Headline in today’s paper:
The story: a cop arrested a black professor and has been accused of acting in a racist manner. Obama was critical, saying the cop had “acted stupidly”, and this has led to a cranking up of racial tension. Obama, recognising that this is turning into a bigger row and that his own comments have helped inflame the situation, now wants to defuse that tension. And how does he do that? He invites the cop in question, and the guy he arrested, for a beer at the White House.
Not a cup of tea. Not a coffee. Not a glass of wine. A BEER.
This seems kind of an obvious post for me to make, given that I’ve written books on the subject, but in an age where beer in headlines usually only means binge drinking, violence and alcoholism, this is a story that needs to be screamed from the rooftops till every hysteric in the media finally gets it.
Why would Obama invite both men for “a beer here in the White House” rather than simply invite them to get round a table and discuss it without stipulating what refreshments were on offer? We all know why. But I’ll spell it out anyway.
Because beer is the most sociable drink in the world.
Because in every single culture where beer is drunk, to invite someone to share a beer with you is not just politeness; it symbolises an offer of friendship. It’s a clear statement that when you meet, this will not be a formal negotiation or dressing down, but a more relaxed meeting of equals. By inviting them for a beer, rather than a meeting, Obama is saying that he will not be their president when they meet – he will be one of three guys who need to clear the air. He’s acknowledging that if they accept this particular invitation, these guys will be attending in a spirit of reconciliation. Because only the biggest dick in the world would accept a beer from someone and then behave in an antagonistic manner as they sit drinking together.
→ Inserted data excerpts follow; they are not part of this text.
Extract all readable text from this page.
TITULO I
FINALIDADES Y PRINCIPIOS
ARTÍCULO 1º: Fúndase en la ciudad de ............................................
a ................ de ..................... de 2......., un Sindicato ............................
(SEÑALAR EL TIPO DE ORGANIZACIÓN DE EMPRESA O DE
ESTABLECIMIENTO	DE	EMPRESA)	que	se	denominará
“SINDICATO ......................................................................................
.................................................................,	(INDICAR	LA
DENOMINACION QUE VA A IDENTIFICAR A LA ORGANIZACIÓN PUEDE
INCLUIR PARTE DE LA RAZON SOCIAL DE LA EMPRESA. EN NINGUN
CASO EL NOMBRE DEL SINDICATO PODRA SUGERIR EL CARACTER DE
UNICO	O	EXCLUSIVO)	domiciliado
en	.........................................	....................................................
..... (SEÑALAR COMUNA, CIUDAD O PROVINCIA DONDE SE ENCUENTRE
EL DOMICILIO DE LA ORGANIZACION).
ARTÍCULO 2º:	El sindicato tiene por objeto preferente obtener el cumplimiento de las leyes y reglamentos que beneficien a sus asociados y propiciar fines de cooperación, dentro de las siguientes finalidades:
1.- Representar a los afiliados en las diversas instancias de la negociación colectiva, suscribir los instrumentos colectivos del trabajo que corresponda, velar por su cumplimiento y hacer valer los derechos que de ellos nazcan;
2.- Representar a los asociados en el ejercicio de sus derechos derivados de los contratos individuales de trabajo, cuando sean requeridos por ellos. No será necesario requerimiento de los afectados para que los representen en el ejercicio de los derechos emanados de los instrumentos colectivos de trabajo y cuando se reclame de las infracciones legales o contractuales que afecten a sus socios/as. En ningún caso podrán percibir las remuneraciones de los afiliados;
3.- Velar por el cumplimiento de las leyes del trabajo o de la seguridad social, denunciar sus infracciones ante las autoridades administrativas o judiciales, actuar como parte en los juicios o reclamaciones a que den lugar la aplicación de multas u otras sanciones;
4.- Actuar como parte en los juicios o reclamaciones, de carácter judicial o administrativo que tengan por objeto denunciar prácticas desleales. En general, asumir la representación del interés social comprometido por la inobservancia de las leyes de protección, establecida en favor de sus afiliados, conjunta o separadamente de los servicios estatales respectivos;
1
The social codes around beer are universal, and as old as civilisation itself. They remain largely unspoken, even though they are commonly understood. But for years we’ve allowed beer’s unique magic to be eroded on all sides – it’s been demonised by neo-prohibitionists and health freaks, commoditised by retailers and by global brewers who describe themselves ‘not as brewers, but as FMCG marketing companies that just happen to sell beer’*, moronised by a small minority of boors, scorned by snobs who think you have to drink wine to be admired in shallow, materialistic, brand-obsessed society, and made impenetrable by another minority of deluded snobs who believe the best way to revive beer is to steal wine’s most pretentious clothes and mannerisms.
Now the most powerful man in the world has reminded us what it’s really all about.
I hope the guys accept Obama’s invitation. I don’t give a damn whether he serves them Bud Light or Dogfish Head 120 Minute IPA, Corona or Samuel Smith’s Oatmeal Stout. In one sentence, he’s said everything I tried to say in Three Sheets to the Wind, and said it with a gazillion times more impact.
So raise a glass to Barack Obama – president, heir to Mr Miyagi, and now Global Beer Drinker of the Year 2009.
ps – Our old friends at the BBC – more enthusiastic than most about linking beer to anything negative – have managed to report the story without even mentioning Obama’s offer of beer – thereby missing the entire point of his invitation.
*Here I’m paraphrasing comments made by the president of AB-Inbev UK last year – a guy I actually used to work with. I’d been meaning to invite him out to responsibly consume some FMCG units with me in a business-to-consumer interface location till I read this.